Benson, who joined the Wayne Law faculty in 2005, was selected for the permanent deanship after a national search. She becomes the law school’s 11th dean and the second woman to hold the job since the founding of Wayne Law in 1927.

Prior to serving as interim dean, Benson was an associate professor of law and associate director of the law school’s Damon J. Keith Center for Civil Rights. Her areas of expertise include civil rights law, education law and election law.

Benson’s book, State Secretaries of State: Guardians of the Democratic Process, was published in 2010 and outlines the role of the secretary of state in enforcing election and campaign finance laws. Benson was also the Democratic candidate for Michigan’s secretary of state in 2010.

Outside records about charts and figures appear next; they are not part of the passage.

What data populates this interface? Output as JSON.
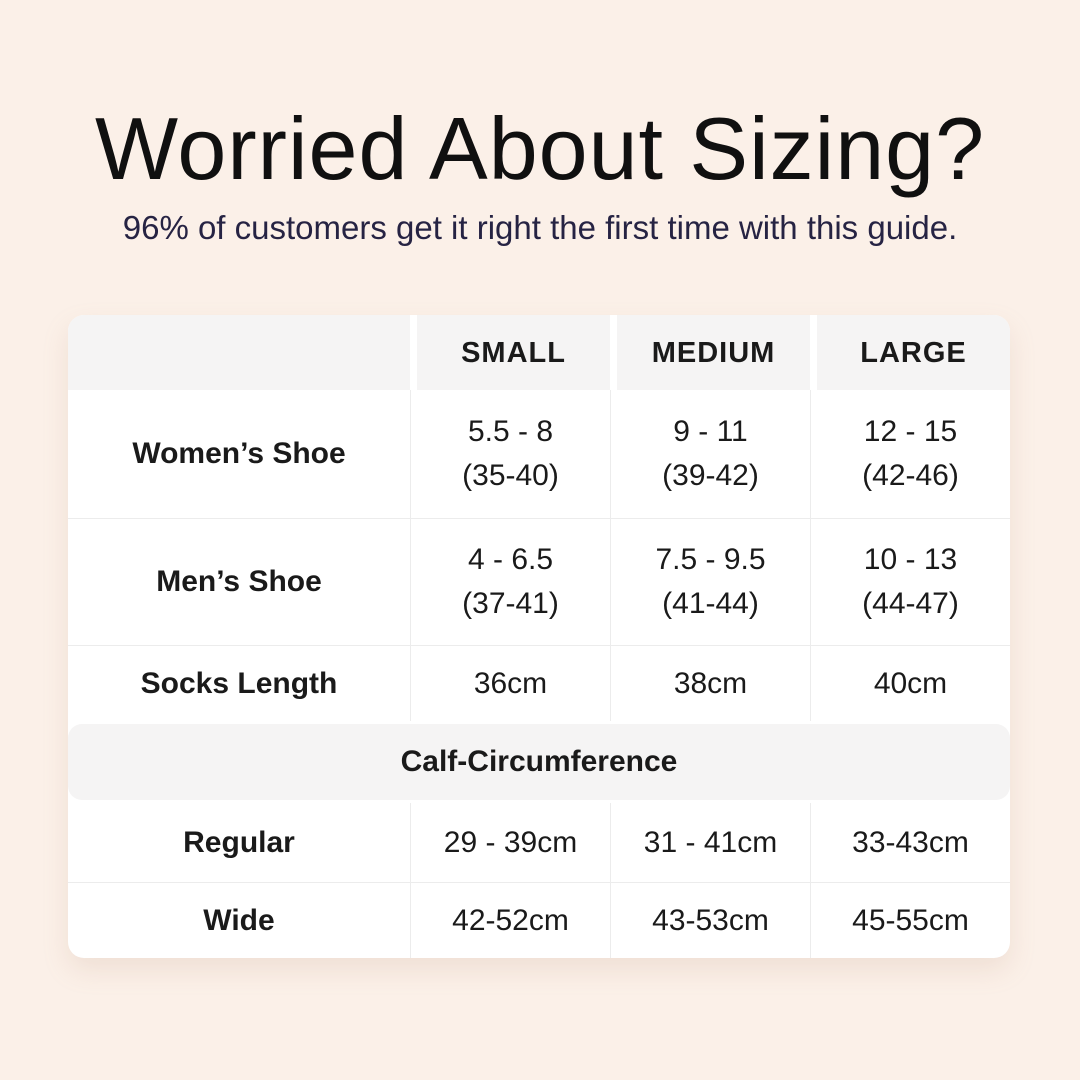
{
  "page": {
    "background_color": "#fbf0e8",
    "title_color": "#101010",
    "subtitle_color": "#262343",
    "card_bg": "#ffffff",
    "header_bg": "#f5f4f4",
    "grid_line_color": "#ececec"
  },
  "header": {
    "title": "Worried About Sizing?",
    "subtitle": "96% of customers get it right the first time with this guide."
  },
  "table": {
    "columns": [
      "",
      "SMALL",
      "MEDIUM",
      "LARGE"
    ],
    "rows": [
      {
        "label": "Women’s Shoe",
        "values": [
          [
            "5.5 - 8",
            "(35-40)"
          ],
          [
            "9 - 11",
            "(39-42)"
          ],
          [
            "12 - 15",
            "(42-46)"
          ]
        ]
      },
      {
        "label": "Men’s Shoe",
        "values": [
          [
            "4 - 6.5",
            "(37-41)"
          ],
          [
            "7.5 - 9.5",
            "(41-44)"
          ],
          [
            "10 - 13",
            "(44-47)"
          ]
        ]
      },
      {
        "label": "Socks Length",
        "values": [
          [
            "36cm"
          ],
          [
            "38cm"
          ],
          [
            "40cm"
          ]
        ]
      }
    ],
    "section": {
      "title": "Calf-Circumference"
    },
    "section_rows": [
      {
        "label": "Regular",
        "values": [
          [
            "29 - 39cm"
          ],
          [
            "31 - 41cm"
          ],
          [
            "33-43cm"
          ]
        ]
      },
      {
        "label": "Wide",
        "values": [
          [
            "42-52cm"
          ],
          [
            "43-53cm"
          ],
          [
            "45-55cm"
          ]
        ]
      }
    ]
  }
}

She is founder and executive director of the nonpartisan Michigan Center for Election Law, which hosts projects that support transparency and integrity in elections. She serves with retired U.S. Supreme Court Justice Sandra Day O’Connor on the board of iCivics Inc., a national nonprofit organization that O’Connor created to improve civics education throughout the country.

Benson also is founder and director of Military Spouses of Michigan. Prior to joining the law faculty, Benson clerked for Judge Damon J. Keith on the U.S. Court of Appeals for the Sixth Circuit. She also worked as a legal assistant to Nina Totenberg at National Public Radio and investigated hate groups and hate crimes for the Southern Poverty Law Center.

She holds a Bachelor of Arts from Wellesley College, master of philosophy from Oxford University and law degree from Harvard Law School.